FENOMENA BULLYING DAN PENDIDIKAN MISKIN VISI



OLeH  : Bunda Rizki Ika S.

          💎M a T e R i💎

🌷FENOMENA BULLYING DAN PENDIDIKAN MISKIN VISI


Pengaduan anak kepada Komisi Perlindungan Anak Indonesia (KPAI) terkait perundungan (bullying) bagaikan fenomena gunung es. Artinya, masih sedikit yang terlihat di permukaan karena dilaporkan, sementara di bawahnya masih tersimpan kasus-kasus lain yang besar namun tidak dilaporkan.

Komisioner Komisi KPAI, Bidang Hak Sipil dan Partisipasi Anak, Jasra Putra mengatakan sepanjang 2011 hingga 2019, KPAI mencatat 37.381 pengaduan mengenai anak. Terkait dengan kasus perundungan, baik di media sosial maupun di dunia pendidikan, laporannya mencapai 2.473 laporan. (nasional.republika.co.id, 10/2/2020)

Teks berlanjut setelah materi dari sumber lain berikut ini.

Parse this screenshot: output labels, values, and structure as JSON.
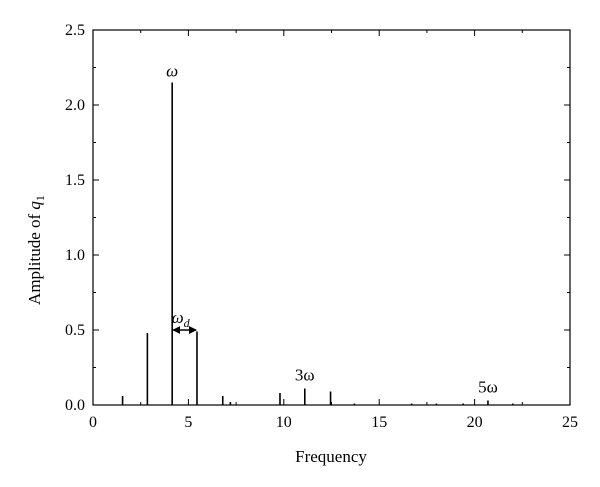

Menurut Jasra, tontonan kekerasan, dampak negatif gawai, dan penghakiman media sosial merupakan pemicu anak melakukan perundungan. Masyarakat tentu dibuat sangat khawatir atas tren perundungan ini.

Mulai dari Januari sampai Februari 2020, setiap hari publik kerap disuguhi berita fenomena kekerasan anak. Seperti siswa yang jarinya harus diamputasi, kemudian siswa yang ditemukan meninggal di gorong-gorong sekolah, serta siswa yang ditendang lalu meninggal.

Sangat disayangkan, pemerintah lewat Kementerian Pendidikan dan Kebudayaan (Kemendikbud) mengaku belum punya terobosan baru mencegah kekerasan dan perundungan yang masih terjadi di sekolah.

Direktorat Jenderal PAUD, Pendidikan Dasar dan Menengah Haris Iskandar, mengatakan bahwa kasus-kasus perundungan yang terjadi sudah ditangani. Sementara untuk antisipasi, belum dapat come up dengan ide baru. (cnnindonesia.com, 7/2/2020)

Sikap yang ditunjukkan oleh Kemendikbud, sebenarnya mengonfirmasikan pada publik bahwa pemerintah gagal dalam membangun sumber daya manusia bangsa lewat sistem pendidikan sekuler yang saat ini diterapkan.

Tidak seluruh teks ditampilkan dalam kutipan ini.